Further, the negotiated resolution acknowledged that the university had failed to monitor its football program, Arizona Republic writer Michelle Gardner reported.

ASU has now become the most penalized school in NCAA history, Republic journalist Jeremy Cluff reported.

When the football investigation was at full boil in July 2021, four assistant coaches either resigned or were fired.

But the university defended Edwards and kept him on the job. ASU would eventually fire him three games into his fifth season in 2022.

With the NCAA reporting that Edwards bears responsibility in the recruiting scandal, it’s raising questions why he got a 50% contract buy-out worth $4.4 million.

And it provokes yet another question. Where was the Board of Regents?

They were busy rewarding UA for a mess

In 2022, the Regents were busy encouraging UA President Robbins to complete a merger with an already infamous Ashford University, a for-profit online school that had “a history of fraudulent marketing practices that saddled students with debt and questionable degrees,” The Republic’s Hannah Dreyfus and Helen Rummel reported.
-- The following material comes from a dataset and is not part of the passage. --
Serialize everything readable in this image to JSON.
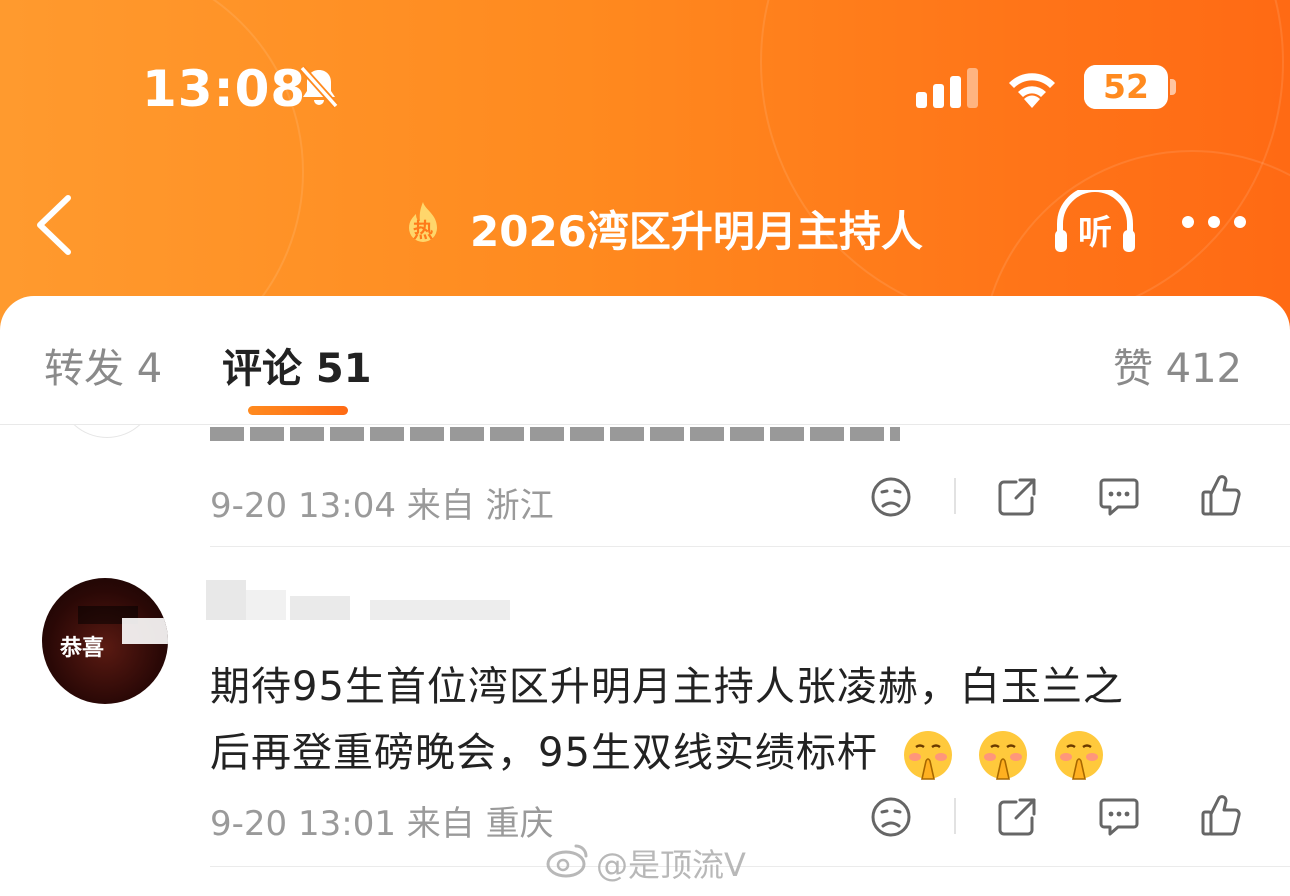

Anyone with access to Google could have read for themselves the 2011 New York Times coverage of appalled federal officials raking Ashford over the coals for its outrageous practices.

When Robbins finally closed the deal with Ashford, the Regents rewarded him with a $45,000 bonus.

The financial meltdown and Ashford merger have brought reputational damage to the UA and turned it into a morality tale for other universities considering partnerships with similar for-profit operations.

When Arizona Gov. Katie Hobbs, an ex-officio member of the Regents, looked across the damage wrought by the UA budget and acquisition scandal, she was furious.

“The University of Arizona's financial crisis is rooted in a lack of accountability, transparency & leadership,” she wrote. “We must take action to restore the public’s trust.”

That won’t simply require repairing the damage at the state’s major universities.

This is a system-wide breakdown that begins with the Regents, the board that was supposed to be their watchdog.